Muyzer G, Teske A, Wirsen C O, Jannasch H W
Molecular Ecology Unit, Max-Planck-Institute for Marine Microbiology, Fahrenheitstrasse 1, D-28359 Bremen, Germany.
Arch Microbiol. 1995 Sep;164(3):165-72. doi: 10.1007/BF02529967.
Denaturing gradient gel electrophoresis (DGGE) of PCR-amplified 16S rDNA fragments was used to explore the genetic diversity of hydrothermal vent microbial communities, specifically to determine the importance of sulfur-oxidizing bacteria therein. DGGE analysis of two different hydrothermal vent samples revealed one PCR band for one sample and three PCR bands for the other sample, which probably correspond to the dominant bacterial populations in these communities. Three of the four 16S rDNA fragments were sequenced. By comparison with 16S rRNA sequences of the Ribosomal Database Project, two of the DGGE-separated fragments were assigned to the genus Thiomicrospira. To identify these 'phylotypes' in more detail, a phylogenetic framework was created by determining the nearly complete 16S rRNA gene sequence (approx. 1500 nucleotides) from three described Thiomicrospira species, viz., Tms. crunogena, Tms. pelophila, Tms. denitrificans, and from a new isolate, Thiomicrospira sp. strain MA2-6. All Thiomicrospira species except Tms. denitrificans formed a monophyletic group within the gamma subdivision of the Proteobacteria. Tms. denitrificans was assigned as a member of the epsilon subdivision and was distantly affiliated with Thiovulum, another sulfur-oxidizing bacterium. Sequences of two dominant 16S rDNA fragments obtained by DGGE analysis fell into the gamma subdivision Thiomicrospira. The sequence of one fragment was in all comparable positions identical to the 16S rRNA sequence of Tms. crunogena. Identifying a dominant molecular isolate as Tms. crunogena indicates that this species is a dominant community member of hydrothermal vent sites. Another 'phylotype' represented a new Thiomicrospira species, phylogenetically in an intermediate position between Tms. crunogena and Tms. pelophila.
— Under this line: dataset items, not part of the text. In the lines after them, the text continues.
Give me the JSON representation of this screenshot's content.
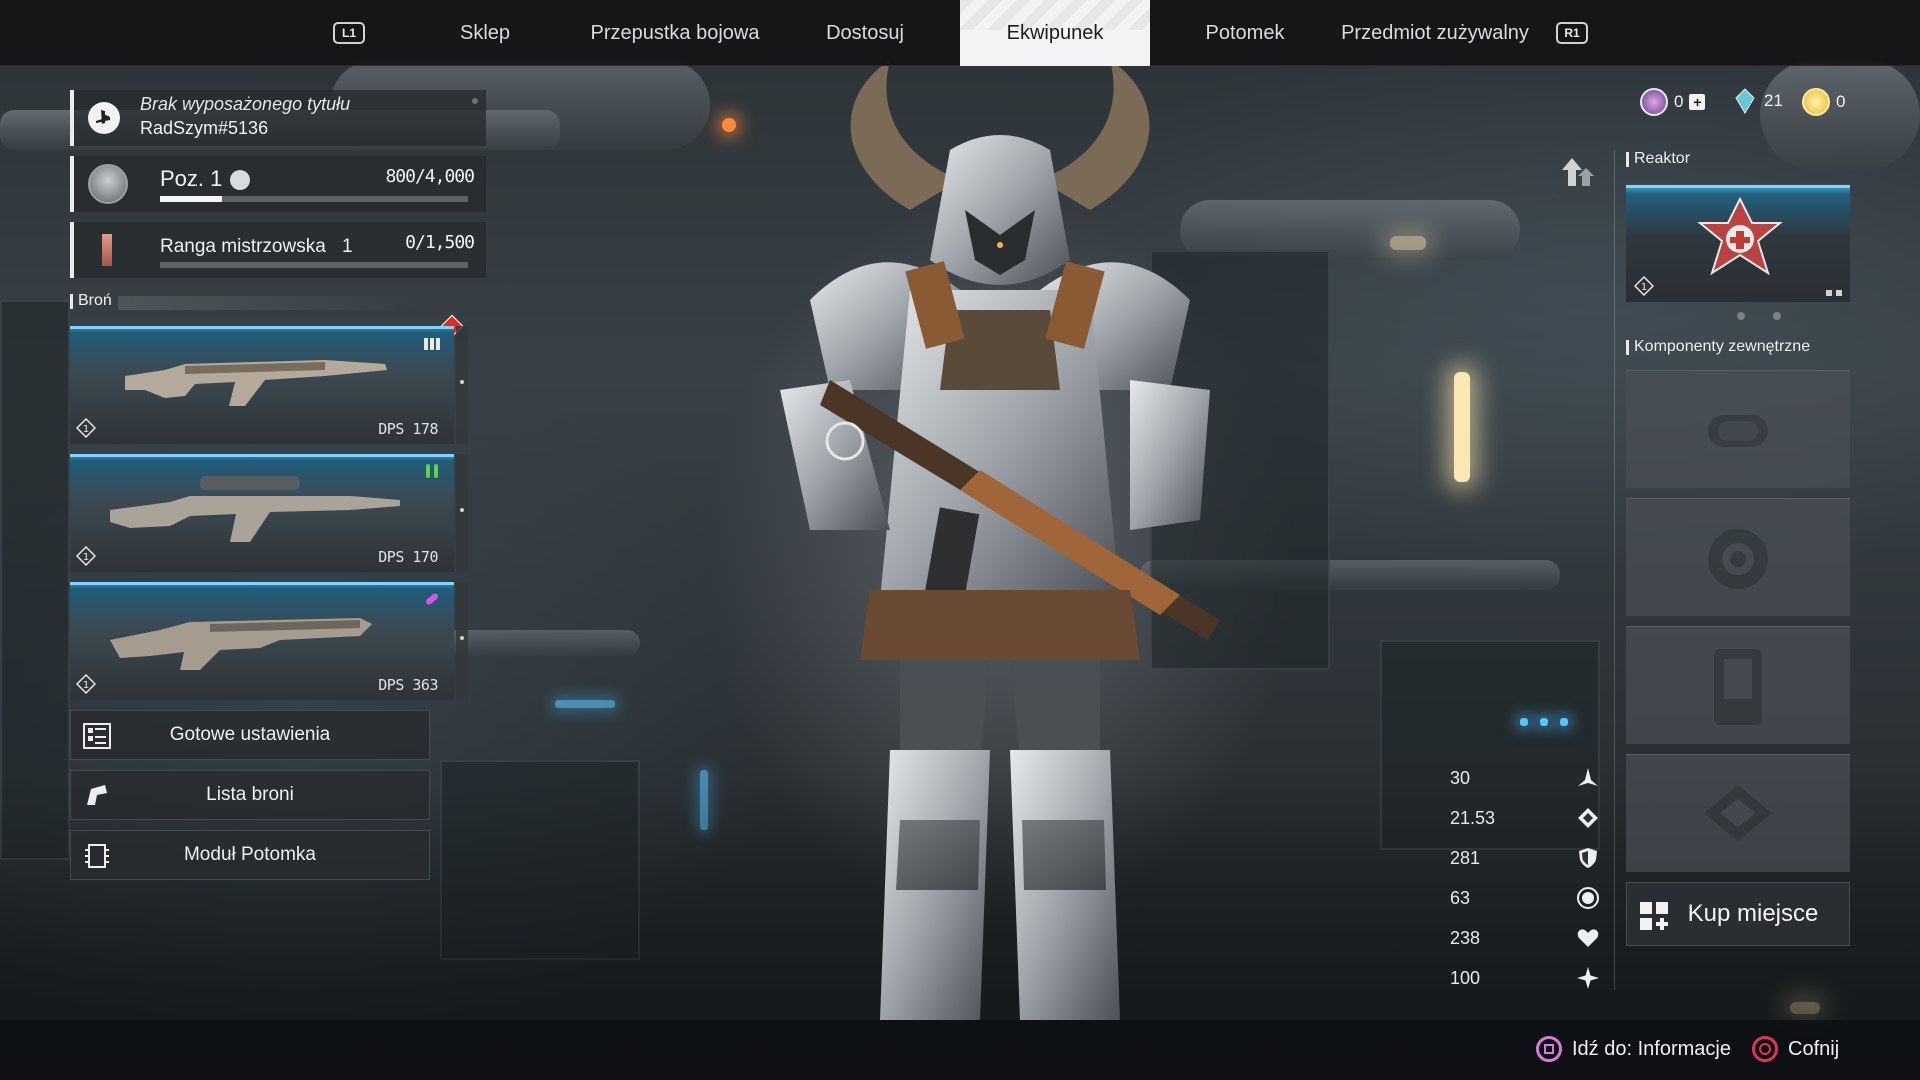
{
  "nav": {
    "left_shoulder": "L1",
    "right_shoulder": "R1",
    "tabs": [
      {
        "label": "Sklep"
      },
      {
        "label": "Przepustka bojowa"
      },
      {
        "label": "Dostosuj"
      },
      {
        "label": "Ekwipunek",
        "active": true
      },
      {
        "label": "Potomek"
      },
      {
        "label": "Przedmiot zużywalny"
      }
    ]
  },
  "player": {
    "title": "Brak wyposażonego tytułu",
    "name": "RadSzym#5136",
    "level_label": "Poz. 1",
    "xp": "800/4,000",
    "xp_progress": 0.2,
    "mastery_label": "Ranga mistrzowska",
    "mastery_rank": "1",
    "mastery_xp": "0/1,500",
    "mastery_progress": 0
  },
  "weapons_section": "Broń",
  "weapons": [
    {
      "dps_label": "DPS",
      "dps": "178",
      "tier": "1",
      "ammo": "general-ammo-icon",
      "ammo_color": "#e8e8e8"
    },
    {
      "dps_label": "DPS",
      "dps": "170",
      "tier": "1",
      "ammo": "special-ammo-icon",
      "ammo_color": "#5cd14a"
    },
    {
      "dps_label": "DPS",
      "dps": "363",
      "tier": "1",
      "ammo": "high-power-ammo-icon",
      "ammo_color": "#d257e6"
    }
  ],
  "menu": {
    "presets": "Gotowe ustawienia",
    "weapon_list": "Lista broni",
    "module": "Moduł Potomka"
  },
  "currency": [
    {
      "icon": "caliber-icon",
      "value": "0"
    },
    {
      "icon": "crystal-icon",
      "value": "21"
    },
    {
      "icon": "gold-icon",
      "value": "0"
    }
  ],
  "reactor": {
    "label": "Reaktor",
    "tier": "1"
  },
  "components": {
    "label": "Komponenty zewnętrzne"
  },
  "buy_slot": "Kup miejsce",
  "stats": [
    {
      "value": "30",
      "icon": "attack-icon"
    },
    {
      "value": "21.53",
      "icon": "defense-icon"
    },
    {
      "value": "281",
      "icon": "shield-icon"
    },
    {
      "value": "63",
      "icon": "mp-icon"
    },
    {
      "value": "238",
      "icon": "hp-icon"
    },
    {
      "value": "100",
      "icon": "resistance-icon"
    }
  ],
  "hints": {
    "info": "Idź do: Informacje",
    "back": "Cofnij"
  },
  "colors": {
    "accent_blue": "#3fa7d6",
    "square_button": "#d77bd8",
    "circle_button": "#e0355a",
    "alert": "#e02828"
  }
}
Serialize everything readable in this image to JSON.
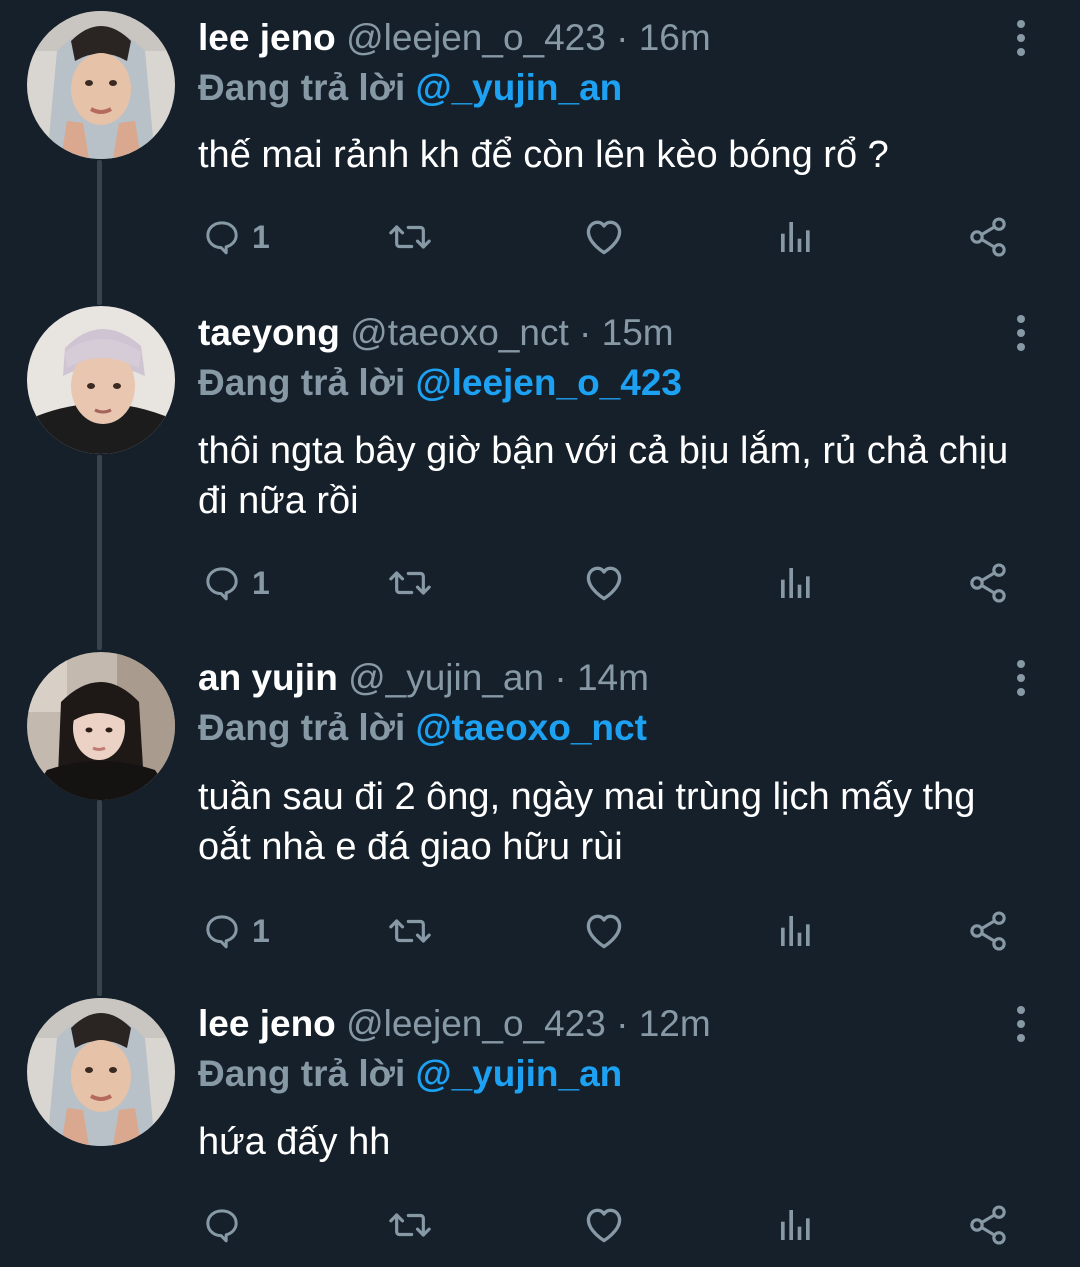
{
  "colors": {
    "background": "#15202b",
    "secondary_text": "#8899a6",
    "mention": "#1da1f2",
    "thread_line": "#38444d"
  },
  "tweets": [
    {
      "name": "lee jeno",
      "handle": "@leejen_o_423",
      "separator": "·",
      "time": "16m",
      "reply_prefix": "Đang trả lời",
      "reply_to": "@_yujin_an",
      "text": "thế mai rảnh kh để còn lên kèo bóng rổ ?",
      "reply_count": "1",
      "avatar_icon": "avatar-photo-lee-jeno"
    },
    {
      "name": "taeyong",
      "handle": "@taeoxo_nct",
      "separator": "·",
      "time": "15m",
      "reply_prefix": "Đang trả lời",
      "reply_to": "@leejen_o_423",
      "text": "thôi ngta bây giờ bận với cả bịu lắm, rủ chả chịu đi nữa rồi",
      "reply_count": "1",
      "avatar_icon": "avatar-photo-taeyong"
    },
    {
      "name": "an yujin",
      "handle": "@_yujin_an",
      "separator": "·",
      "time": "14m",
      "reply_prefix": "Đang trả lời",
      "reply_to": "@taeoxo_nct",
      "text": "tuần sau đi 2 ông, ngày mai trùng lịch mấy thg oắt nhà e đá giao hữu rùi",
      "reply_count": "1",
      "avatar_icon": "avatar-photo-an-yujin"
    },
    {
      "name": "lee jeno",
      "handle": "@leejen_o_423",
      "separator": "·",
      "time": "12m",
      "reply_prefix": "Đang trả lời",
      "reply_to": "@_yujin_an",
      "text": "hứa đấy hh",
      "reply_count": "",
      "avatar_icon": "avatar-photo-lee-jeno"
    }
  ]
}
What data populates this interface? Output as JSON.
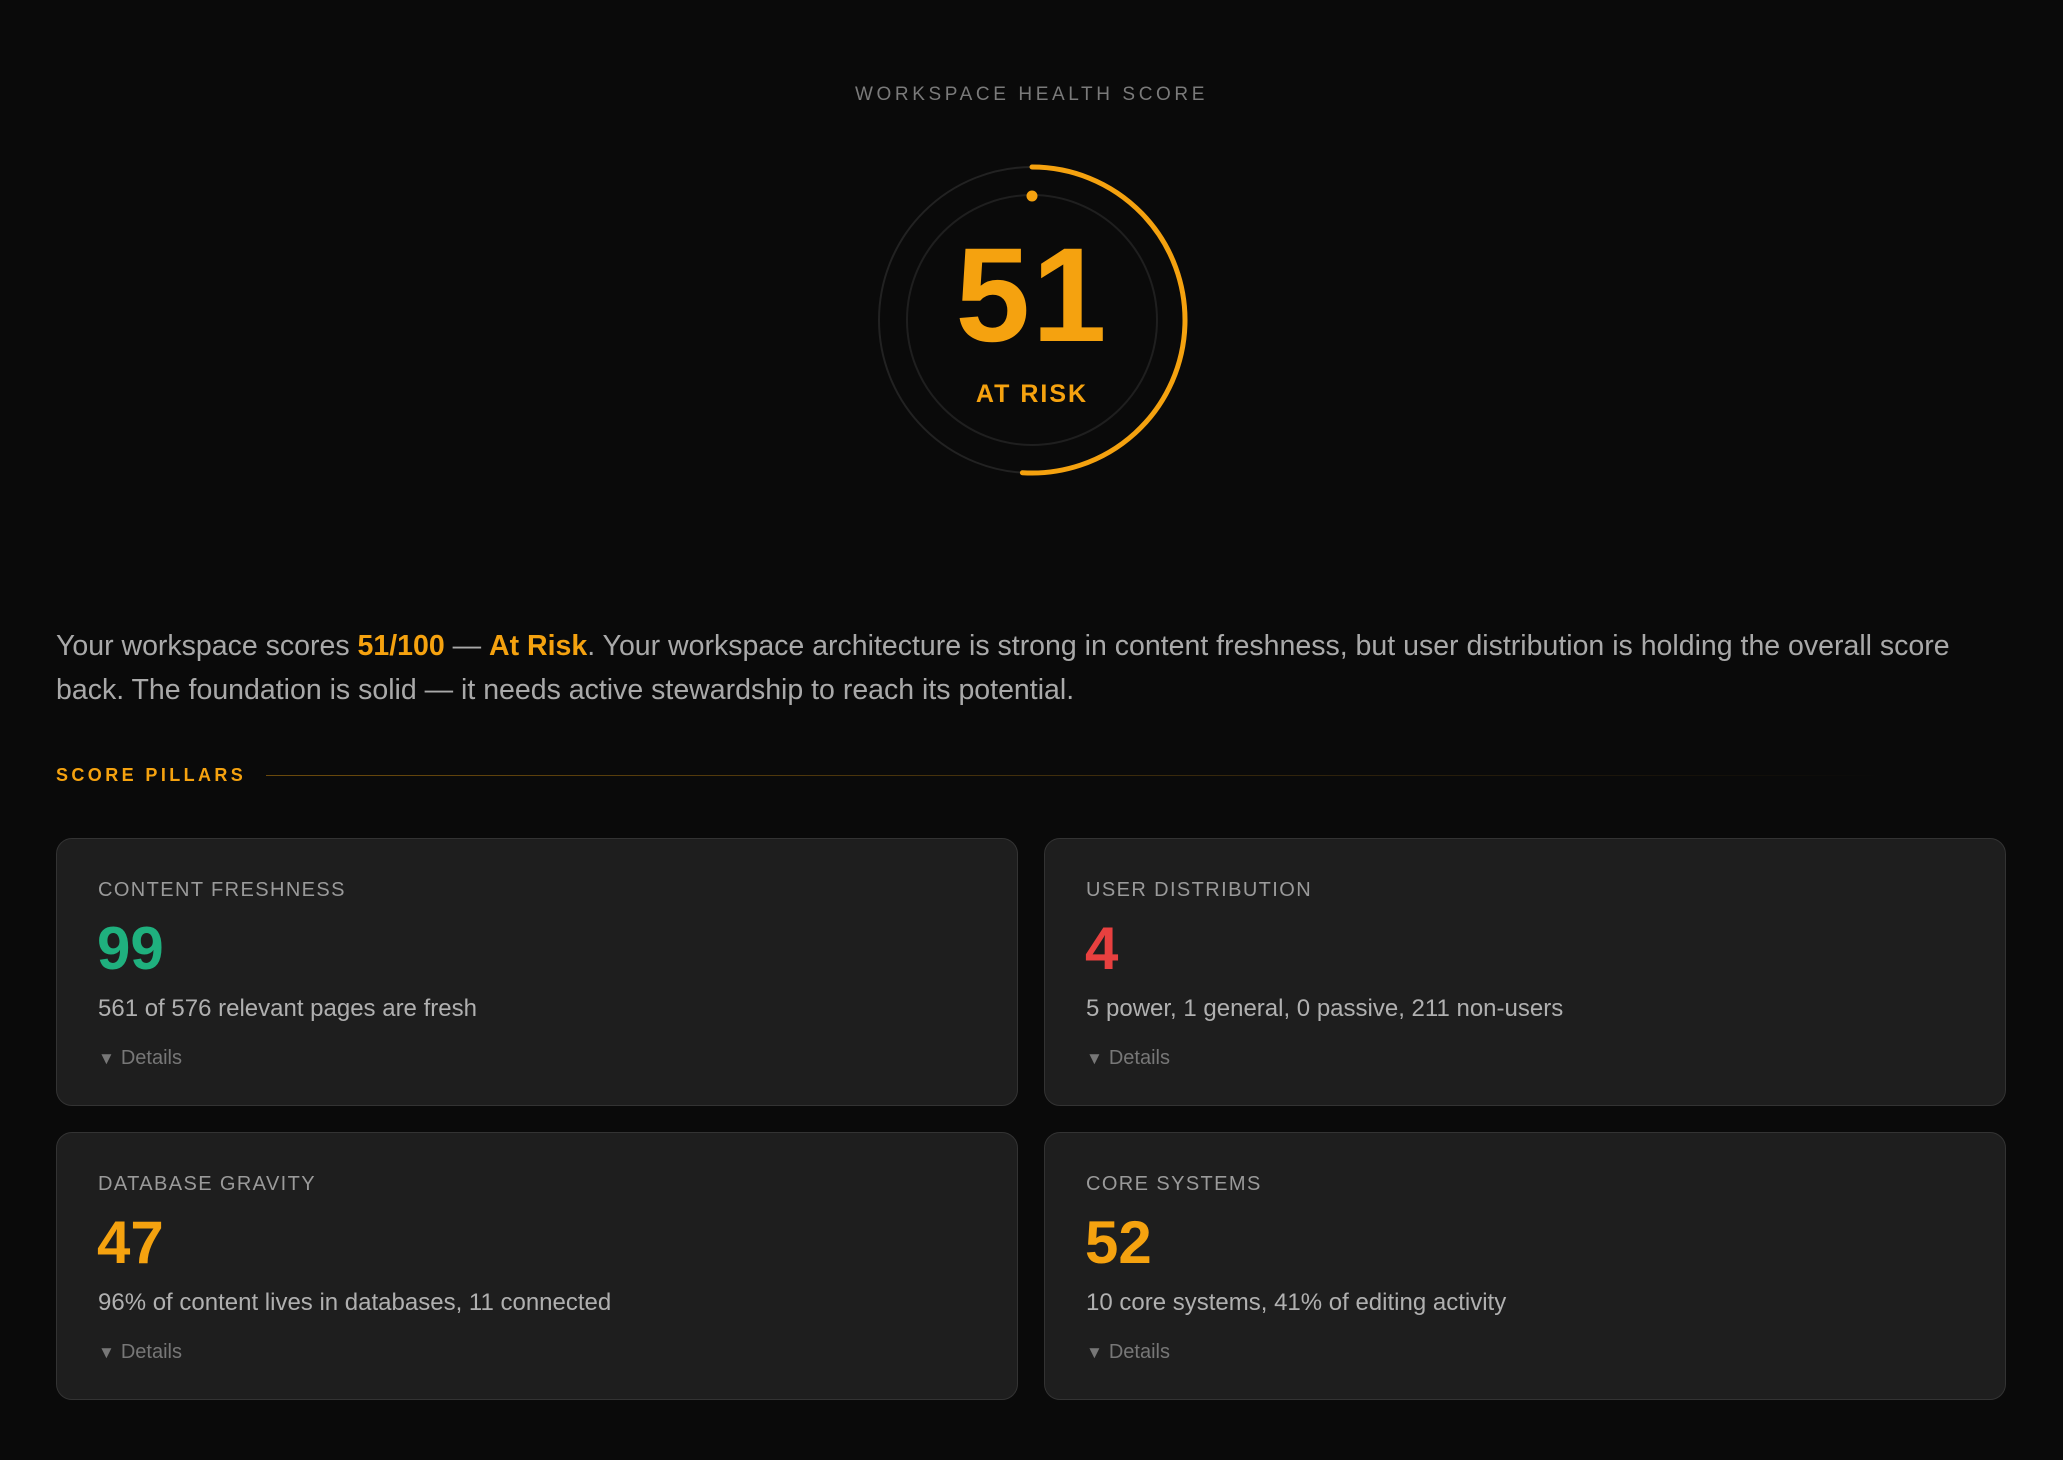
{
  "header": {
    "eyebrow": "WORKSPACE HEALTH SCORE"
  },
  "gauge": {
    "score": "51",
    "score_value": 51,
    "max": 100,
    "status": "AT RISK",
    "accent_color": "#f5a20f",
    "track_color": "#262626"
  },
  "summary": {
    "prefix": "Your workspace scores ",
    "score_text": "51/100",
    "dash": " — ",
    "status_text": "At Risk",
    "body": ". Your workspace architecture is strong in content freshness, but user distribution is holding the overall score back. The foundation is solid — it needs active stewardship to reach its potential."
  },
  "pillars_section": {
    "title": "SCORE PILLARS"
  },
  "pillars": [
    {
      "title": "CONTENT FRESHNESS",
      "value": "99",
      "color": "#1fb07e",
      "description": "561 of 576 relevant pages are fresh",
      "details_label": "Details",
      "details_icon": "triangle-down-icon"
    },
    {
      "title": "USER DISTRIBUTION",
      "value": "4",
      "color": "#e8403f",
      "description": "5 power, 1 general, 0 passive, 211 non-users",
      "details_label": "Details",
      "details_icon": "triangle-down-icon"
    },
    {
      "title": "DATABASE GRAVITY",
      "value": "47",
      "color": "#f5a20f",
      "description": "96% of content lives in databases, 11 connected",
      "details_label": "Details",
      "details_icon": "triangle-down-icon"
    },
    {
      "title": "CORE SYSTEMS",
      "value": "52",
      "color": "#f5a20f",
      "description": "10 core systems, 41% of editing activity",
      "details_label": "Details",
      "details_icon": "triangle-down-icon"
    }
  ]
}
The third 'phylotype' was identified as a Desulfovibrio, indicating that sulfate-reducing bacteria, as sources of sulfide, may complement sulfur- and sulfide-oxidizing bacteria ecologically in these sulfide-producing hydrothermal vents.
利用聚合酶链反应(PCR)扩增的16S rDNA片段进行变性梯度凝胶电泳(DGGE),以探究热液喷口微生物群落的遗传多样性,特别是确定其中硫氧化细菌的重要性。对两个不同热液喷口样本的DGGE分析显示,一个样本有一条PCR条带,另一个样本有三条PCR条带,这可能对应于这些群落中的优势细菌种群。对四个16S rDNA片段中的三个进行了测序。通过与核糖体数据库项目的16S rRNA序列进行比较,两个经DGGE分离的片段被归为硫微螺菌属(Thiomicrospira)。为了更详细地鉴定这些“系统型”,通过测定三种已描述的硫微螺菌属物种,即嗜岩硫微螺菌(Tms. crunogena)、嗜泥硫微螺菌(Tms. pelophila)、脱氮硫微螺菌(Tms. denitrificans)以及一种新分离菌株硫微螺菌属菌株MA2 - 6的近乎完整的16S rRNA基因序列(约1500个核苷酸),构建了一个系统发育框架。除脱氮硫微螺菌外,所有硫微螺菌属物种在变形菌门γ亚纲内形成了一个单系群。脱氮硫微螺菌被归为ε亚纲的成员,并且与另一种硫氧化细菌硫螺旋菌属(Thiovulum)亲缘关系较远。通过DGGE分析获得的两个优势16S rDNA片段的序列属于γ亚纲硫微螺菌属。其中一个片段的序列在所有可比位置上与嗜岩硫微螺菌的16S rRNA序列相同。将一个优势分子分离物鉴定为嗜岩硫微螺菌,表明该物种是热液喷口位点的优势群落成员。另一个“系统型”代表了一种新的硫微螺菌属物种,在系统发育上处于嗜岩硫微螺菌和嗜泥硫微螺菌之间的中间位置。第三个“系统型”被鉴定为脱硫弧菌属(Desulfovibrio),这表明作为硫化物来源的硫酸盐还原细菌可能在这些产生硫化物的热液喷口中在生态上补充硫和硫化物氧化细菌。